In parole povere, i commissari dei consorzi di Bonifica (in 26 anni di gestione straordinaria sono stati in tanti a succedersi in questa scomoda posizione), se non vogliono assistere alla bocciatura del bilancio di previsione da parte dell’amministrazione regionale, devono prevedere una maggiore entrata derivante dall’aumento dei ruoli consortili. Catania snocciola qualche numero: «Nel caso dell’ex Consorzio di Bonifica di Catania la maggiore entrata ammonta ad oltre 1 milione e 330 mila euro.

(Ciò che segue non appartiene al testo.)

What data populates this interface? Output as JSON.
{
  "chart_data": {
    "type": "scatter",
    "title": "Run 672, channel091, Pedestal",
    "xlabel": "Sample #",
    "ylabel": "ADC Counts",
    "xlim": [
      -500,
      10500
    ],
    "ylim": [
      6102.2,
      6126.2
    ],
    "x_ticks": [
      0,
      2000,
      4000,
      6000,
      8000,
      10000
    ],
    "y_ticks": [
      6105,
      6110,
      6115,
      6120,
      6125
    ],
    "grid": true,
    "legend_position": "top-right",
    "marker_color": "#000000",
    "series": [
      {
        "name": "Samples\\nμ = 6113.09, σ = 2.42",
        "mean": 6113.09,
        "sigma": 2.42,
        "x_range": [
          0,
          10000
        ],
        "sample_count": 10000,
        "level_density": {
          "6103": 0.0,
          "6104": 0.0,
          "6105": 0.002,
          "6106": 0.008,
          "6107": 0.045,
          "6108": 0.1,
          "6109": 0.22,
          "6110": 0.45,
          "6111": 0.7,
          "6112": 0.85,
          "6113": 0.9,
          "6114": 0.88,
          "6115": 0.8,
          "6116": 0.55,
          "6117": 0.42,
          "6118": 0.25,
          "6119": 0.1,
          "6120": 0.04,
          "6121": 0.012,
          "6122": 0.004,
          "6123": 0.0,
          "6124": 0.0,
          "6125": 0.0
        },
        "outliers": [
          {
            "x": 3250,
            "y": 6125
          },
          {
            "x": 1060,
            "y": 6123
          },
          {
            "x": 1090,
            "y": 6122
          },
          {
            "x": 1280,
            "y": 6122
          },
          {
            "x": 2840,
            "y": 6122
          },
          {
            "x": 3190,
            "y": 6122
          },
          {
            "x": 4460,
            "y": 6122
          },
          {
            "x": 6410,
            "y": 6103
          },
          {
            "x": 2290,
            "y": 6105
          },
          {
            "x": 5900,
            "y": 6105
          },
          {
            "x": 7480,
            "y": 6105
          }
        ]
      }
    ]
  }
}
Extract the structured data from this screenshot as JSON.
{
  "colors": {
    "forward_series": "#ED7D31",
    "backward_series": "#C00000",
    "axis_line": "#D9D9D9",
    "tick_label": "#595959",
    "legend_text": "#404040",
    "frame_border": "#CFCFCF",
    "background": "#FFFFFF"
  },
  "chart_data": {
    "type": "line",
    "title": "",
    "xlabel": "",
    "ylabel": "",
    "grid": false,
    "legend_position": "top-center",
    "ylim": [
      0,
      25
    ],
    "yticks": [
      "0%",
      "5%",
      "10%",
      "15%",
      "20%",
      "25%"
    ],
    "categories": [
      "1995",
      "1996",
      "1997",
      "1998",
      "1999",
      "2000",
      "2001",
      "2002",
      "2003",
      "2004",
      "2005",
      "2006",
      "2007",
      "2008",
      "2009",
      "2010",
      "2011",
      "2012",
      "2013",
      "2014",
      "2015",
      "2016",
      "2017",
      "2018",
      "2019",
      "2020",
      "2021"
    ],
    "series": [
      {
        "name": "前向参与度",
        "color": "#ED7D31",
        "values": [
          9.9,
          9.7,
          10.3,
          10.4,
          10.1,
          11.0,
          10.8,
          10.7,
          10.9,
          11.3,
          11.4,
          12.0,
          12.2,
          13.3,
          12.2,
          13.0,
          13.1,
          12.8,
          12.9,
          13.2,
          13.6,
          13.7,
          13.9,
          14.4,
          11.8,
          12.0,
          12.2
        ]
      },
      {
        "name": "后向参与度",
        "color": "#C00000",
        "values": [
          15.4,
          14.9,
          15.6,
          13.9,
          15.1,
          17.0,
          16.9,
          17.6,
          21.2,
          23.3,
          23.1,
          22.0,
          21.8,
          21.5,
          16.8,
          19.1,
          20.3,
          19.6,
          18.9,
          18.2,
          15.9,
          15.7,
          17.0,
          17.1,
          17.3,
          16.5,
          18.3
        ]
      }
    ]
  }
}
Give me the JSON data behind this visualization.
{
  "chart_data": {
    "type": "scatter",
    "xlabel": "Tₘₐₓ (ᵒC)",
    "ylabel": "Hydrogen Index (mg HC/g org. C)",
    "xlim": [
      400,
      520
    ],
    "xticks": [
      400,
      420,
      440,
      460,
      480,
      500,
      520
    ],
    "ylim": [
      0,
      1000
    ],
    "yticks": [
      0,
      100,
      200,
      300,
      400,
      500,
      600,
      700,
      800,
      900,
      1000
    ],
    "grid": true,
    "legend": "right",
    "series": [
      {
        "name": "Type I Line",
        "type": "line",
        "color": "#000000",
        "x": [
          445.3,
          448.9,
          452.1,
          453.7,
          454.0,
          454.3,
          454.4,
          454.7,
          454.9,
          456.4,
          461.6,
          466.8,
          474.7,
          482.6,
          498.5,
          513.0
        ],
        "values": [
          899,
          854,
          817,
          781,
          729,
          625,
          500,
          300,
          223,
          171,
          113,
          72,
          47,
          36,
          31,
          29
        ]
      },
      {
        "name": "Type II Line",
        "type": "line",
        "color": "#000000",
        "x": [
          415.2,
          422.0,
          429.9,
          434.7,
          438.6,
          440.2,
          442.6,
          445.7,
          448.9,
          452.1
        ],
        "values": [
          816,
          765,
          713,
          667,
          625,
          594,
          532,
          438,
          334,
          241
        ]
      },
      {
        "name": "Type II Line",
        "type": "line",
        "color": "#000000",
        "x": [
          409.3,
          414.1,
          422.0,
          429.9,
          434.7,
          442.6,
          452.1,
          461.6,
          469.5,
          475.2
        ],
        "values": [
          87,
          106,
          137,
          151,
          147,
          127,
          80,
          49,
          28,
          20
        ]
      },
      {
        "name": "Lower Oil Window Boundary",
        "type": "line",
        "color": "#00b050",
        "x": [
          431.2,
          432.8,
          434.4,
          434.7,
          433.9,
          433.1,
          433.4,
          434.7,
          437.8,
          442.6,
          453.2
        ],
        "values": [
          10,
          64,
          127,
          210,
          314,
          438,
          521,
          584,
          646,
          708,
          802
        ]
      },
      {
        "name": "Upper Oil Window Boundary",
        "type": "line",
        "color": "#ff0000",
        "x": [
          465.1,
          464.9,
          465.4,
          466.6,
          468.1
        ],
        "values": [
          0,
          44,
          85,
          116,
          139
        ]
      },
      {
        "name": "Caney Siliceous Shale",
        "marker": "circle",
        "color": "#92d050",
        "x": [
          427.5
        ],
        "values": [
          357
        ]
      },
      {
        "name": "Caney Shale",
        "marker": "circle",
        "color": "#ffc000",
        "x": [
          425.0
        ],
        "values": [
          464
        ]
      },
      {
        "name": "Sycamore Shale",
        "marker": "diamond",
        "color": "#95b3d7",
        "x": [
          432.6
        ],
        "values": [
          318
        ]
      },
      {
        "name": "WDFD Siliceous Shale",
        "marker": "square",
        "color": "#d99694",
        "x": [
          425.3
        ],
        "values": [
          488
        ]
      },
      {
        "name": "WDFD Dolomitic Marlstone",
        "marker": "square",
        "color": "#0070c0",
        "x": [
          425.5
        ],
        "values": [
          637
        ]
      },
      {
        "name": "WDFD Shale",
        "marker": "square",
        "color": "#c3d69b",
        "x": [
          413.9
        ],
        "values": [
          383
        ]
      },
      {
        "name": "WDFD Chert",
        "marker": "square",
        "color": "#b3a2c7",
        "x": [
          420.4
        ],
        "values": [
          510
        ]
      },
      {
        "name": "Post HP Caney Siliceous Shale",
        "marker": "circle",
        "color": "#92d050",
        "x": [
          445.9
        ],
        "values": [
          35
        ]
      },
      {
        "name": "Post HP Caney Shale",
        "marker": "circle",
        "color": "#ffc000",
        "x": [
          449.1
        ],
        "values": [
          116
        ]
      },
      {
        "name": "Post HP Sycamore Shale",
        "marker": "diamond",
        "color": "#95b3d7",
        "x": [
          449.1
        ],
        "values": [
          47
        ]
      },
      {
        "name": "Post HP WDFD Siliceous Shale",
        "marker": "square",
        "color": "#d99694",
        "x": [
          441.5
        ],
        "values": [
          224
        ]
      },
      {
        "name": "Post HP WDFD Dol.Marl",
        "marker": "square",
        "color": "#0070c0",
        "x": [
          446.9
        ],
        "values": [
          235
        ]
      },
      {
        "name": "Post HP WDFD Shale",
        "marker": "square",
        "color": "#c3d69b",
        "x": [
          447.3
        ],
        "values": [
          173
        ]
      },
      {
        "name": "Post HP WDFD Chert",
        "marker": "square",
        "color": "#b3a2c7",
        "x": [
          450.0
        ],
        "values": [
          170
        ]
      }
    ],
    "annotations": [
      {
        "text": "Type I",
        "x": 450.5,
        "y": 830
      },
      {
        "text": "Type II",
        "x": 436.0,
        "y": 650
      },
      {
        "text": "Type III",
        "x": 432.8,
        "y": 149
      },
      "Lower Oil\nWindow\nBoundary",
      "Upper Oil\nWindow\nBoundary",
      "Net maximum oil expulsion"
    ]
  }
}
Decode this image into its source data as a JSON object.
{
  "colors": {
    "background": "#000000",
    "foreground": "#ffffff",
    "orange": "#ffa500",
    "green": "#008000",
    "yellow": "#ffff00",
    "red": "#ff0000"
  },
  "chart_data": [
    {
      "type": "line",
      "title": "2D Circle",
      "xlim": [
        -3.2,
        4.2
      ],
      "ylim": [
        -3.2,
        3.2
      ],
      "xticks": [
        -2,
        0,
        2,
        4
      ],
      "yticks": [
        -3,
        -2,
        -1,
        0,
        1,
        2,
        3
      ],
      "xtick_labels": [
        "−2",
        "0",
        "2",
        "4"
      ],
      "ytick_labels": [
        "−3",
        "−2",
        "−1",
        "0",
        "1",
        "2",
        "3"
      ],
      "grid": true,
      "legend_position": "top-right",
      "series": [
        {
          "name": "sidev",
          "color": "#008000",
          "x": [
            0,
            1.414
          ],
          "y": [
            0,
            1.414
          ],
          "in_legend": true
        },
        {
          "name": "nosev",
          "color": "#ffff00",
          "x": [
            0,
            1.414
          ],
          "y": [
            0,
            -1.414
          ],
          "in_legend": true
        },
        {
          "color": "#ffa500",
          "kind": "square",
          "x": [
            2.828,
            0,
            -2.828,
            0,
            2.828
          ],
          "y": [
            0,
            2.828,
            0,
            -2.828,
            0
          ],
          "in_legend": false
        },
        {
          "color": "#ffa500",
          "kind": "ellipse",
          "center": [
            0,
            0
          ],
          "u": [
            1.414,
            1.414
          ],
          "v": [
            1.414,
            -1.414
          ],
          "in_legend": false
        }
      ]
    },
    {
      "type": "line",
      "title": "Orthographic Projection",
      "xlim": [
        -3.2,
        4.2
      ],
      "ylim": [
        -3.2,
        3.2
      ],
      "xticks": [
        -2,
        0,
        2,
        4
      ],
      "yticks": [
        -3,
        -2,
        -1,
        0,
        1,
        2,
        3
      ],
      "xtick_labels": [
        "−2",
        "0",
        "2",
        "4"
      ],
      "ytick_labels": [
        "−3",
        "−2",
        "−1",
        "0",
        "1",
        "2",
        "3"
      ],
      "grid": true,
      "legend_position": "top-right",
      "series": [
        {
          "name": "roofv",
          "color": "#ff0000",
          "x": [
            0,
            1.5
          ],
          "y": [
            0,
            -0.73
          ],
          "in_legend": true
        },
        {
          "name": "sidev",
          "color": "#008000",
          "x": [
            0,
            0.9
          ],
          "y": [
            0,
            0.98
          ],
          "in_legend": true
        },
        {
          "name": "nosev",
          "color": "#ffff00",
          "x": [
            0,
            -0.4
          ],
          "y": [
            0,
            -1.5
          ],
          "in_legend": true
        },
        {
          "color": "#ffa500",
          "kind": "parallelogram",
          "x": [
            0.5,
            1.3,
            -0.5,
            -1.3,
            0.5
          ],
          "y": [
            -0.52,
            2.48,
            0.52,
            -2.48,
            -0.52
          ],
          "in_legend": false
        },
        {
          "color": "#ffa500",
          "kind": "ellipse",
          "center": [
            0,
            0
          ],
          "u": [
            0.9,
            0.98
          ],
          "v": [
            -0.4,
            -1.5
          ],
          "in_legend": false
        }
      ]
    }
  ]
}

Per tutti i sei Consorzi di Bonifica accorpati nel consorzio unico della Sicilia Orientale, il minore trasferimento delle somme dalle casse regionali ammonta ad oltre 5 milioni 450 mila di euro e su questa cifra deve attestarsi la previsione delle nuove entrate».

Poi c’è la situazione “esplosiva” dell’ex Consorzio di bonifica di Ragusa (anche questo è confluito nel Consorzio Sicilia orientale): debiti incontrollati e crescenti, dipendenti che non percepiscono lo stipendio da mesi, sindacati sul piede di guerra e rischio blocco dell’erogazione dei servizi all’orizzonte. 

Si tratta di una situazione grave, che peggiora di settimana in settimana, e che Confagricoltura Ragusa ha più volte denunciato pubblicamente.

Dichiara il presidente di Confagricoltura Ragusa, Antonino Pirrè: «Lo abbiamo detto più volte: occorre porre in essere soluzioni straordinarie per risolvere in maniera strutturale la gravissima situazione finanziaria dell’ente, pagare gli stipendi ai dipendenti e scongiurare in ogni modo il blocco dei servizi, che rappresenterebbe per gli imprenditori agricoli, oltre il danno, la beffa: infatti, a fronte di servizi talvolta scarsi ed inesistenti, il Consorzio spedisce agli utenti cartelle salatissime e l’eventuale blocco causerebbe danni gravissimi alle colture».

Difficile trattenere la rabbia degli agricoltori. E non solo di quella della Sicilia orientale. Anche nell’Agrigentino, e precisamente a Naro, nei giorni scorsi sono piovuti gli avvisi bonari inviati da Riscossione Sicilia per conto del Consorzio di Bonifica Agrigento 3. Negli avvisi una sorpresa: il beneficio irriguo connesso alla presenza dei bocchettoni di erogazione dell’acqua nel 2016 è aumentato del 400% passando da 20 a 80 euro per ettaro. Così si fa cassa e si rimette in equilibrio il consuntivo dell’anno. Semplice, no?